The terraform.tfvars.tco.example
contains variables for a DAOS cluster deployment with
-
16 DAOS Client instances
-
4 DAOS Server instances
Each server instance has sixteen 375GB NVMe SSDs
To use the terraform.tfvars.tco.example
file
cp terraform.tfvars.tco.example terraform.tfvars
The terraform.tfvars.perf.example
contains variables for a DAOS cluster deployment with
-
16 DAOS Client instances
-
4 DAOS Server instances
Each server instances has four 375GB NVMe SSDs
To use the terraform.tfvars.perf.example
file run
cp terraform.tfvars.perf.example terraform.tfvars
Now that you have a terraform.tfvars
file you need to replace the variable placeholders in the file with the values from your active gcloud
configuration.
To update the variables in terraform.tfvars
run
PROJECT_ID=$(gcloud config list --format 'value(core.project)')
REGION=$(gcloud config list --format 'value(compute.region)')
ZONE=$(gcloud config list --format 'value(compute.zone)')
sed -i "s/<project_id>/${PROJECT_ID}/g" terraform.tfvars
sed -i "s/<region>/${REGION}/g" terraform.tfvars
sed -i "s/<zone>/${ZONE}/g" terraform.tfvars
Billing Notification!
Running this example will incur charges in your project.

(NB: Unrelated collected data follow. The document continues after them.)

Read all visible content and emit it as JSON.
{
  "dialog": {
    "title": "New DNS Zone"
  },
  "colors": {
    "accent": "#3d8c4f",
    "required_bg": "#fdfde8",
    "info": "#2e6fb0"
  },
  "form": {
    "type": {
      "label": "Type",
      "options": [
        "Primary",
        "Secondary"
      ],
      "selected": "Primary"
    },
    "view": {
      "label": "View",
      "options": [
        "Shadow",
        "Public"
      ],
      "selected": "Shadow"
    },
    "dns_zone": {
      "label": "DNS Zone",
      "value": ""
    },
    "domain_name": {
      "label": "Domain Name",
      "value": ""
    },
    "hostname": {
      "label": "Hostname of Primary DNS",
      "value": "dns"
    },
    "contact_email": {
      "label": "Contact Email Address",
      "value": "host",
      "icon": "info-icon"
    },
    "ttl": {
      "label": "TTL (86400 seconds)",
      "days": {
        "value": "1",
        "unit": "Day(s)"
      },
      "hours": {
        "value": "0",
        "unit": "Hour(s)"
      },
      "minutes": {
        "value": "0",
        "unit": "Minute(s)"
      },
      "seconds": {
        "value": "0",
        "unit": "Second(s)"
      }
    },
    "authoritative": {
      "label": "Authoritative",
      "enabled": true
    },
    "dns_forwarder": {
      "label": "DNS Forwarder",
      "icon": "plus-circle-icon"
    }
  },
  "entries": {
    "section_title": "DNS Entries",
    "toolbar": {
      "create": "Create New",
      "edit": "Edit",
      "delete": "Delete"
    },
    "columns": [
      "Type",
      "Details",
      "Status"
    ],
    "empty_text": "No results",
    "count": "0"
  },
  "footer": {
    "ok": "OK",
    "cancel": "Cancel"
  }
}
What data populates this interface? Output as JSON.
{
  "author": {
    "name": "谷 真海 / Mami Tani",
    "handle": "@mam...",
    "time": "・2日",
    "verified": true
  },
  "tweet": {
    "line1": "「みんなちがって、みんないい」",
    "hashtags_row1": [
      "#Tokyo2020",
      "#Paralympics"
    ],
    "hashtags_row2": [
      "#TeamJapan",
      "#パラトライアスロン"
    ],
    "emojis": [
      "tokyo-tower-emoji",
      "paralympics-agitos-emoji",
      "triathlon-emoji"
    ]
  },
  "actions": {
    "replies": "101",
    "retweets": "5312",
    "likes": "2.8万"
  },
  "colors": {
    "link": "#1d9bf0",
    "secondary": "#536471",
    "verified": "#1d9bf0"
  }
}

To avoid surprises, be sure to monitor your costs associated with running this example.
Don't forget to shut down the DAOS cluster with terraform destroy
when you are finished.
To deploy the DAOS cluster
terraform init
terraform plan -out=tfplan
terraform apply tfplan
Verify that the daos-client and daos-server instances are running.
gcloud compute instances list \
--filter="name ~ daos" \
--format="value(name,INTERNAL_IP)"
Log into the first server instance
gcloud compute ssh daos-client-0001
The dmg
command is used to perform adminstrative tasks such as formatting storage and managing pools and therefore must be run with sudo
.
Use dmg
to verify that the DAOS storage system is ready.
sudo dmg system query -v
The State column should display "Joined" for all servers.

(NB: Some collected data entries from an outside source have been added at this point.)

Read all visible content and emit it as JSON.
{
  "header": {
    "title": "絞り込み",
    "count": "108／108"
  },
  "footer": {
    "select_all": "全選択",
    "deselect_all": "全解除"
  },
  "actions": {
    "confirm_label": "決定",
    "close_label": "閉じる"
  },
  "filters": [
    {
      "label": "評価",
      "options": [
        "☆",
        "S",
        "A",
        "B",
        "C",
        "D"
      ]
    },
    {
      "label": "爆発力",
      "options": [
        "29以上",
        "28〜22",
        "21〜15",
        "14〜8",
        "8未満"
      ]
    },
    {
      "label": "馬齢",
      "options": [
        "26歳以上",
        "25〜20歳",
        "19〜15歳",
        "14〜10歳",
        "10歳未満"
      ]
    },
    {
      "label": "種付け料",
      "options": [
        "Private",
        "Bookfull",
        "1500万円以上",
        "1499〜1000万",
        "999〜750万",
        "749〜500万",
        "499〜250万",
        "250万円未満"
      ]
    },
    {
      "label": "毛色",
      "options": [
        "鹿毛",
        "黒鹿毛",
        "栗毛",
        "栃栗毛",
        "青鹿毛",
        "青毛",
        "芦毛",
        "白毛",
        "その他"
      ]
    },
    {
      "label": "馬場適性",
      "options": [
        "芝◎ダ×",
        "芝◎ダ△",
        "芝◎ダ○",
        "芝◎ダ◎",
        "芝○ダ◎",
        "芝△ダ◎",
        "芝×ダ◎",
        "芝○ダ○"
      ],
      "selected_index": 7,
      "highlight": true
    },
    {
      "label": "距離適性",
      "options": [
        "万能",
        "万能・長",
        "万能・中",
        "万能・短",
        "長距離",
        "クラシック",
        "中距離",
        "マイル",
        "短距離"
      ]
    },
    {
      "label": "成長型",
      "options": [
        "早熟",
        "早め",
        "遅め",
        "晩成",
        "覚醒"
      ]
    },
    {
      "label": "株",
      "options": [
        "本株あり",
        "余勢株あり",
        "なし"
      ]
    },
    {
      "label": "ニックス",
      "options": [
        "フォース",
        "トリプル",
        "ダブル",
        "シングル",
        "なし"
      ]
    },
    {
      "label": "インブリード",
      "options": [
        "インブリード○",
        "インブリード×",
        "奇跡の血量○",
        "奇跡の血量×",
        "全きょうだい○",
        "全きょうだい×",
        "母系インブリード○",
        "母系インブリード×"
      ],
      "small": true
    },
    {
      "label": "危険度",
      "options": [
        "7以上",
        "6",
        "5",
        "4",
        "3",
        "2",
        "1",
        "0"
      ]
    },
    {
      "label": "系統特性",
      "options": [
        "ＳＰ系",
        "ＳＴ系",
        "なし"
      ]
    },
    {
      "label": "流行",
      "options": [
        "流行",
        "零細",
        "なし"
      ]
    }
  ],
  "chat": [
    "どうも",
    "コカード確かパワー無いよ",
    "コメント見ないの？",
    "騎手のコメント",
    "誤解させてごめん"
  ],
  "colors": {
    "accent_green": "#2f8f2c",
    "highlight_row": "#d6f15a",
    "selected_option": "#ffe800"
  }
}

Rank UUID Control Address Fault Domain State Reason
---- ---- --------------- ------------ ----- ------
0 0796c576-5651-4e37-aa15-09f333d2d2b8 10.128.0.35:10001 /daos-server-0001 Joined
1 f29f7058-8abb-429f-9fd3-8b13272d7de0 10.128.0.77:10001 /daos-server-0003 Joined
2 09fc0dab-c238-4090-b3f8-da2bd4dce108 10.128.0.81:10001 /daos-server-0002 Joined
3 2cc9140b-fb12-4777-892e-7d190f6dfb0f 10.128.0.30:10001 /daos-server-0004 Joined
View the amount of free NVMe storage.
sudo dmg storage query usage
The output will look different depending on which terraform.tfvars.*.example
file you copied to create the terraform.tfvars
file.
The output will look similar to this
Hosts SCM-Total SCM-Free SCM-Used NVMe-Total NVMe-Free NVMe-Used
----- --------- -------- -------- ---------- --------- ---------
daos-server-0001 48 GB 48 GB 0 % 1.6 TB 1.6 TB 0 %
daos-server-0002 48 GB 48 GB 0 % 1.6 TB 1.6 TB 0 %
daos-server-0003 48 GB 48 GB 0 % 1.6 TB 1.6 TB 0 %
daos-server-0004 48 GB 48 GB 0 % 1.6 TB 1.6 TB 0 %
This shows how much NVMe-Free space is available for each server.
Create a pool named pool1
that uses the total NVMe-Free for all servers.

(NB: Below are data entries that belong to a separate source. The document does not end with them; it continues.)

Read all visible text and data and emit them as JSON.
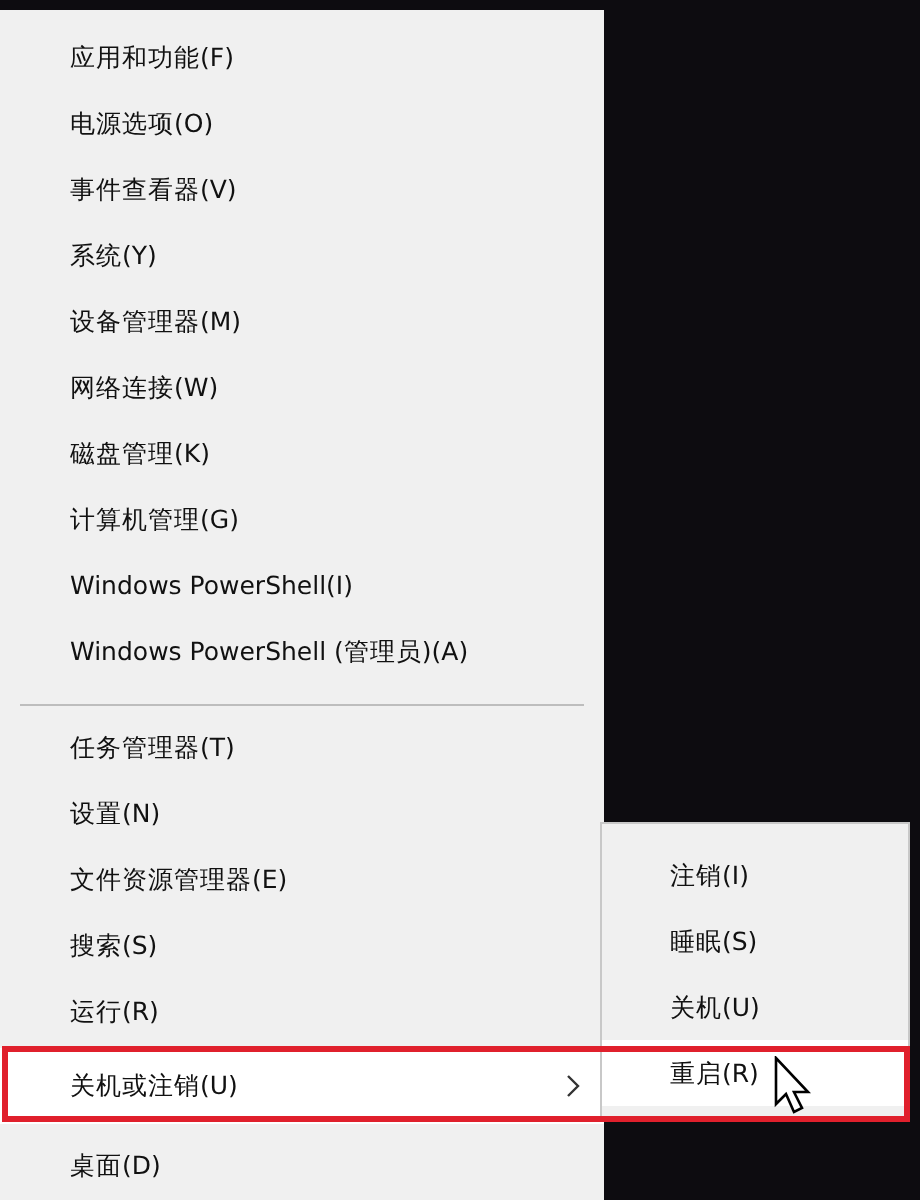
{
  "menu": {
    "groups": [
      {
        "items": [
          {
            "label": "应用和功能(F)",
            "selected": false,
            "outlined": false,
            "has_submenu": false
          },
          {
            "label": "电源选项(O)",
            "selected": false,
            "outlined": false,
            "has_submenu": false
          },
          {
            "label": "事件查看器(V)",
            "selected": false,
            "outlined": false,
            "has_submenu": false
          },
          {
            "label": "系统(Y)",
            "selected": false,
            "outlined": false,
            "has_submenu": false
          },
          {
            "label": "设备管理器(M)",
            "selected": false,
            "outlined": false,
            "has_submenu": false
          },
          {
            "label": "网络连接(W)",
            "selected": false,
            "outlined": false,
            "has_submenu": false
          },
          {
            "label": "磁盘管理(K)",
            "selected": false,
            "outlined": false,
            "has_submenu": false
          },
          {
            "label": "计算机管理(G)",
            "selected": false,
            "outlined": false,
            "has_submenu": false
          },
          {
            "label": "Windows PowerShell(I)",
            "selected": false,
            "outlined": false,
            "has_submenu": false
          },
          {
            "label": "Windows PowerShell (管理员)(A)",
            "selected": false,
            "outlined": false,
            "has_submenu": false
          }
        ]
      },
      {
        "items": [
          {
            "label": "任务管理器(T)",
            "selected": false,
            "outlined": false,
            "has_submenu": false
          },
          {
            "label": "设置(N)",
            "selected": false,
            "outlined": false,
            "has_submenu": false
          },
          {
            "label": "文件资源管理器(E)",
            "selected": false,
            "outlined": false,
            "has_submenu": false
          },
          {
            "label": "搜索(S)",
            "selected": false,
            "outlined": false,
            "has_submenu": false
          },
          {
            "label": "运行(R)",
            "selected": false,
            "outlined": false,
            "has_submenu": false
          },
          {
            "label": "关机或注销(U)",
            "selected": true,
            "outlined": true,
            "has_submenu": true
          },
          {
            "label": "桌面(D)",
            "selected": false,
            "outlined": false,
            "has_submenu": false
          }
        ]
      }
    ]
  },
  "submenu": {
    "items": [
      {
        "label": "注销(I)",
        "selected": false
      },
      {
        "label": "睡眠(S)",
        "selected": false
      },
      {
        "label": "关机(U)",
        "selected": false
      },
      {
        "label": "重启(R)",
        "selected": true
      }
    ]
  }
}
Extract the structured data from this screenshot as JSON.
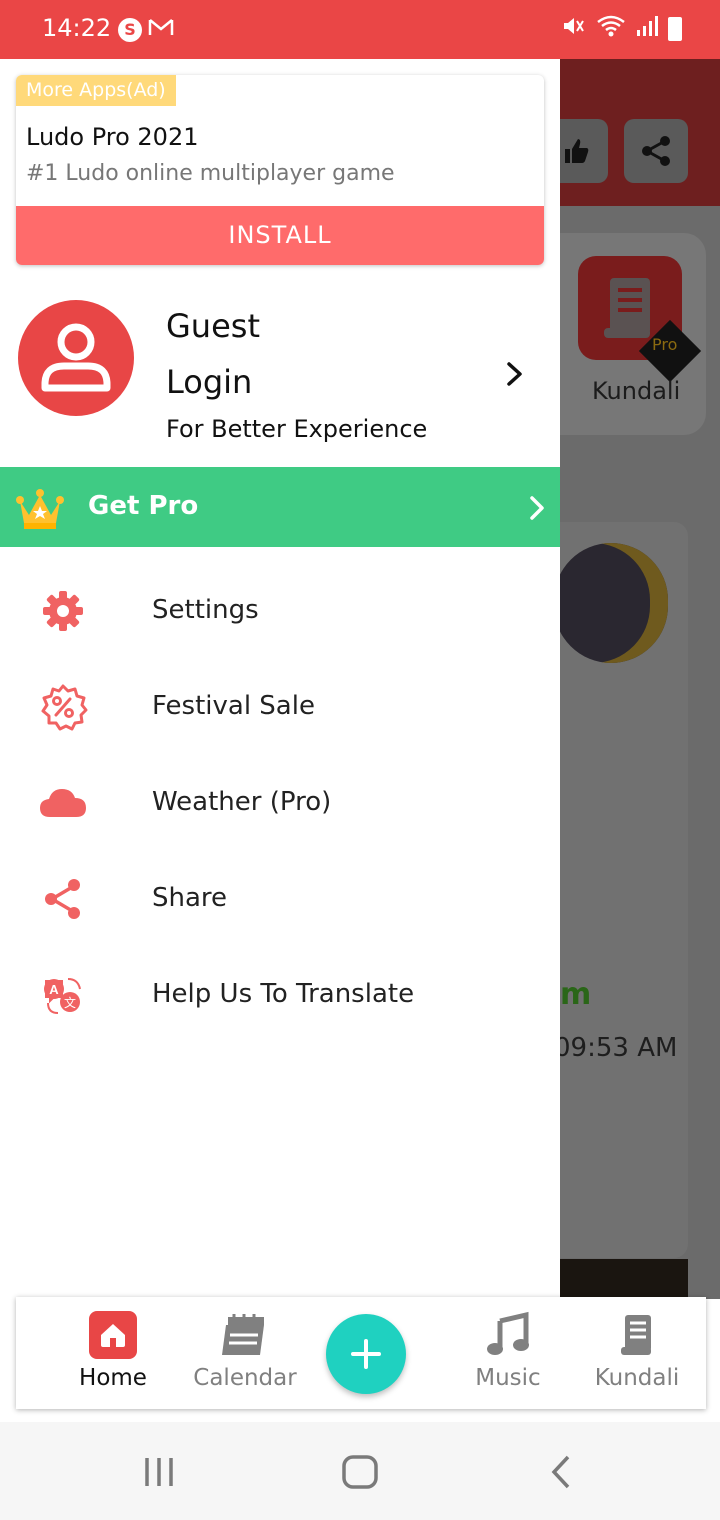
{
  "status_bar": {
    "time": "14:22",
    "s_icon": "S",
    "icons": [
      "skype-icon",
      "gmail-icon",
      "mute-icon",
      "wifi-icon",
      "signal-icon",
      "battery-icon"
    ]
  },
  "background": {
    "kundali_label": "Kundali",
    "pro_badge": "Pro",
    "partial_text": "m",
    "partial_time": "09:53 AM"
  },
  "ad": {
    "tag": "More Apps(Ad)",
    "title": "Ludo Pro 2021",
    "subtitle": "#1 Ludo online multiplayer game",
    "install_label": "INSTALL"
  },
  "profile": {
    "name": "Guest",
    "login_label": "Login",
    "tagline": "For Better Experience"
  },
  "get_pro": {
    "label": "Get Pro"
  },
  "menu": [
    {
      "label": "Settings",
      "icon": "gear-icon"
    },
    {
      "label": "Festival Sale",
      "icon": "discount-icon"
    },
    {
      "label": "Weather (Pro)",
      "icon": "cloud-icon"
    },
    {
      "label": "Share",
      "icon": "share-icon"
    },
    {
      "label": "Help Us To Translate",
      "icon": "translate-icon"
    }
  ],
  "bottom_nav": {
    "items": [
      {
        "label": "Home",
        "active": true
      },
      {
        "label": "Calendar",
        "active": false
      },
      {
        "label": "Music",
        "active": false
      },
      {
        "label": "Kundali",
        "active": false
      }
    ]
  },
  "colors": {
    "accent_red": "#ea4646",
    "menu_icon": "#f06262",
    "get_pro_green": "#3fcb84",
    "fab_teal": "#1fd1c0",
    "install_red": "#ff6b6b",
    "ad_tag_yellow": "#ffd97a"
  }
}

sudo dmg pool create --size="100%" pool1
View the ACLs on pool1
sudo dmg pool get-acl pool1
# Owner: root@
# Owner Group: root@
# Entries:
A::OWNER@:rw
A:G:GROUP@:rw
Here we see that root owns the pool.
Add an ACE that will allow any user to create a container in the pool
sudo dmg pool update-acl -e A::EVERYONE@:rcta pool1
For more information about pools see
Create a container in the pool
daos container create --type=POSIX --properties=rf:0 pool1 cont1
For more information about containers see
Mount the container with dfuse
MOUNT_DIR="${HOME}/daos/cont1"
mkdir -p "${MOUNT_DIR}"
dfuse --singlethread --pool=pool1 --container=cont1 --mountpoint="${MOUNT_DIR}"
df -h -t fuse.daos
You can now store files in the DAOS container mounted on ${HOME}/daos/cont1
.
For more information about DFuse see the DAOS FUSE section of the User Guide.
The cont1
container is now mounted on ${HOME}/daos/cont1
Create a 20GiB file which will be stored in the DAOS filesystem.
cd ${HOME}/daos/cont1
# Create a 20GB file
time LD_PRELOAD=/usr/lib64/libioil.so \
dd if=/dev/zero of=./test20.img bs=1G count=20
cd ~/
fusermount -u "${HOME}/daos/cont1"
logout
To destroy the DAOS cluster run
terraform destroy
This will destroy all DAOS server and client instances.
You have successfully deployed a DAOS cluster using the terraform/examples/daos_cluster example!